Kaum ein Nigerianer legt gültige Papiere vor

Der CDU-Innenpolitiker Armin Schuster wies darauf hin, dass viele Nigerianer aus Italien illegal nach Deutschland kämen. "Damit einher geht auch der Import krimineller mafiöser Strukturen, die sich dort gebildet haben", sagte er. Die wenigsten nigerianischen Asylbewerber legten laut Schuster gültige Ausweispapiere vor, was ihre Abschiebung bei einem negativen Asylbescheid erheblich erschwere. Dem Bundeskriminalamt (BKA) sind nach dem Bericht der Funke-Mediengruppe Aktivitäten von drei nigerianischen Tätergruppen bekannt, vor allem in der Schleuserkriminalität und bei der Zwangsprostitution.

Boko Haram bedroht seit Jahren Sicherheit in Nigeria

Im Norden Nigerias bedroht die islamistische Terrororganisation Boko Haram die Sicherheit der Menschen. Bei Anschlägen und Angriffen der sunnitischen Fundamentalisten sind seit 2009 mindestens 20.000 Menschen ums Leben gekommen. Rund 2,5 Millionen sind vor der Gewalt im Nordosten des Landes geflohen. Nigeria ist schon seit längerem Hauptherkunftsland von Migranten, die über die zentrale Mittelmeerroute nach Europa streben.
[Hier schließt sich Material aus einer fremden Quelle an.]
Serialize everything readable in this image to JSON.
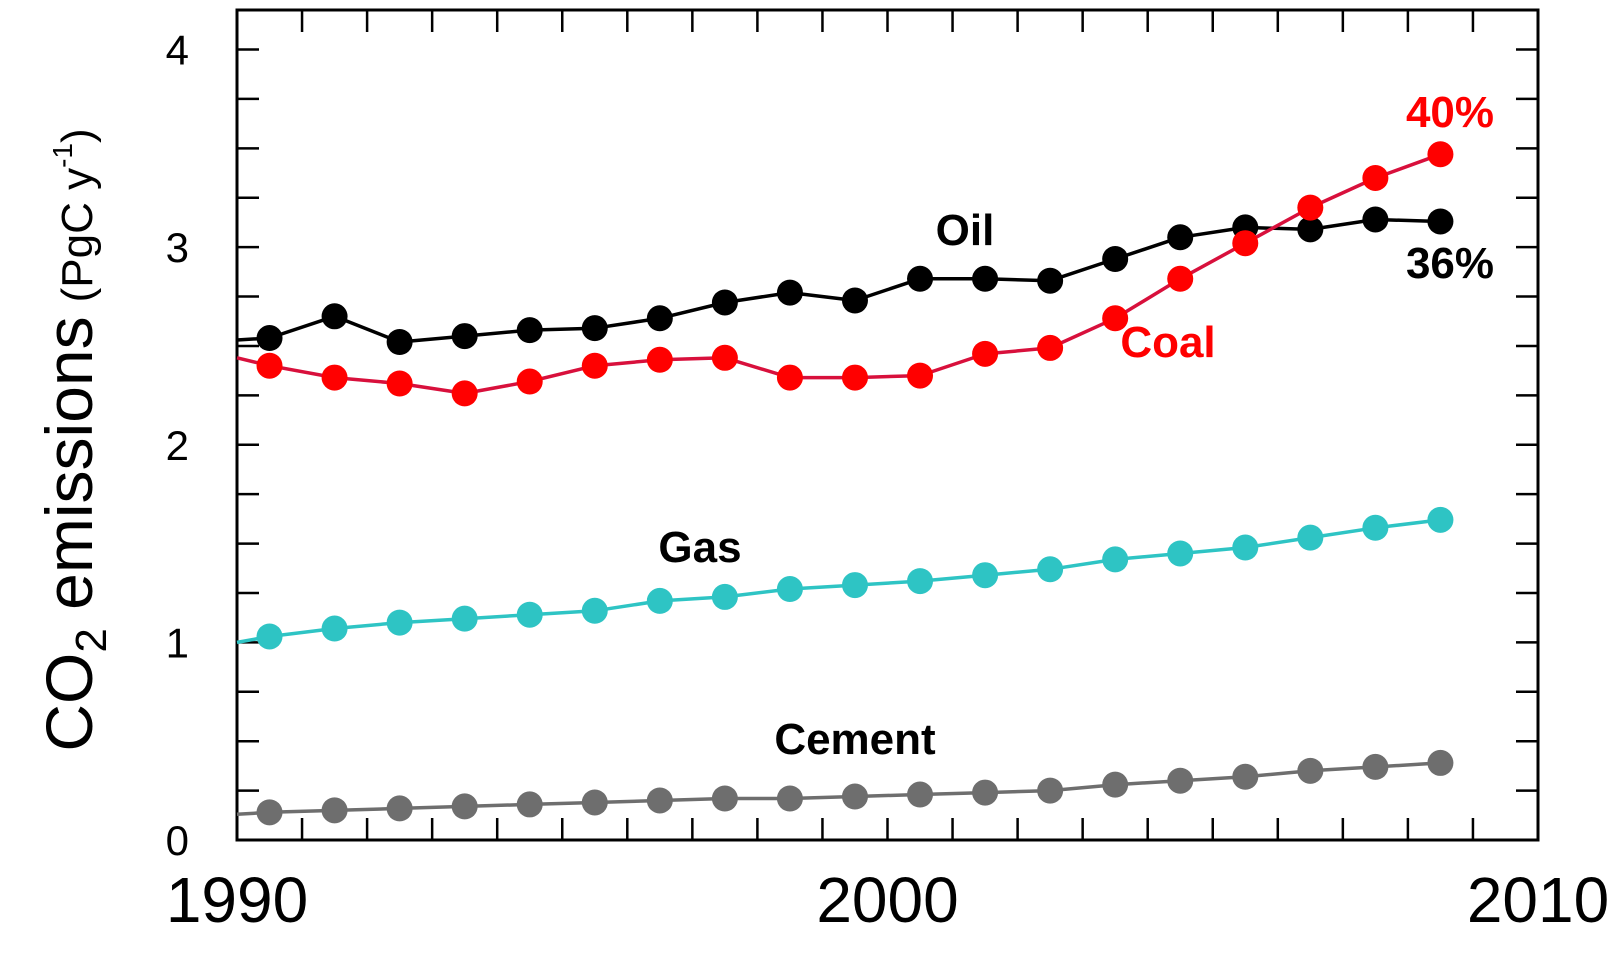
{
  "chart_data": {
    "type": "line",
    "xlim": [
      1990,
      2010
    ],
    "ylim": [
      0,
      4.2
    ],
    "x_ticks": [
      1990,
      2000,
      2010
    ],
    "y_ticks": [
      0,
      1,
      2,
      3,
      4
    ],
    "ylabel_parts": {
      "co": "CO",
      "sub": "2",
      "rest": " emissions",
      "unit_open": "(PgC y",
      "unit_sup": "-1",
      "unit_close": ")"
    },
    "grid": false,
    "x": [
      1990.5,
      1991.5,
      1992.5,
      1993.5,
      1994.5,
      1995.5,
      1996.5,
      1997.5,
      1998.5,
      1999.5,
      2000.5,
      2001.5,
      2002.5,
      2003.5,
      2004.5,
      2005.5,
      2006.5,
      2007.5,
      2008.5
    ],
    "series": [
      {
        "name": "Oil",
        "color": "#000000",
        "line_start": [
          1990,
          2.53
        ],
        "values": [
          2.54,
          2.65,
          2.52,
          2.55,
          2.58,
          2.59,
          2.64,
          2.72,
          2.77,
          2.73,
          2.84,
          2.84,
          2.83,
          2.94,
          3.05,
          3.1,
          3.09,
          3.14,
          3.13
        ]
      },
      {
        "name": "Coal",
        "color": "#ff0000",
        "line_color": "#d8103c",
        "line_start": [
          1990,
          2.44
        ],
        "values": [
          2.4,
          2.34,
          2.31,
          2.26,
          2.32,
          2.4,
          2.43,
          2.44,
          2.34,
          2.34,
          2.35,
          2.46,
          2.49,
          2.64,
          2.84,
          3.02,
          3.2,
          3.35,
          3.47
        ]
      },
      {
        "name": "Gas",
        "color": "#2ec4c4",
        "line_start": [
          1990,
          1.0
        ],
        "values": [
          1.03,
          1.07,
          1.1,
          1.12,
          1.14,
          1.16,
          1.21,
          1.23,
          1.27,
          1.29,
          1.31,
          1.34,
          1.37,
          1.42,
          1.45,
          1.48,
          1.53,
          1.58,
          1.62
        ]
      },
      {
        "name": "Cement",
        "color": "#6e6e6e",
        "line_start": [
          1990,
          0.13
        ],
        "values": [
          0.14,
          0.15,
          0.16,
          0.17,
          0.18,
          0.19,
          0.2,
          0.21,
          0.21,
          0.22,
          0.23,
          0.24,
          0.25,
          0.28,
          0.3,
          0.32,
          0.35,
          0.37,
          0.39
        ]
      }
    ],
    "annotations": {
      "oil": "Oil",
      "coal": "Coal",
      "gas": "Gas",
      "cement": "Cement",
      "coal_pct": "40%",
      "oil_pct": "36%"
    },
    "annotation_colors": {
      "oil": "#000000",
      "coal": "#ff0000",
      "gas": "#000000",
      "cement": "#000000",
      "coal_pct": "#ff0000",
      "oil_pct": "#000000"
    }
  }
}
Zwölf Nigerianer aus Bayern abgeschoben

Am vergangenen Mittwoch hatte Bayern in Kooperation mit Österreich und der Bundespolizei zwölf Nigerianer vom Flughafen München aus abgeschoben. An Bord befanden sich laut Landesamt für Asyl und Rückführungen zwölf alleinstehende Männer, die zuletzt in Bayern lebten. Sie hätten Deutschland verlassen müssen, nachdem ihre Asylanträge abgelehnt worden waren beziehungsweise ihnen kein Aufenthaltsrecht erteilt werden konnte. Sechs von ihnen seien bereits mehrfach polizeilich in Erscheinung getreten, unter anderem wegen gefährlicher Körperverletzung, Bedrohung und Widerstand gegen Vollstreckungsbeamte.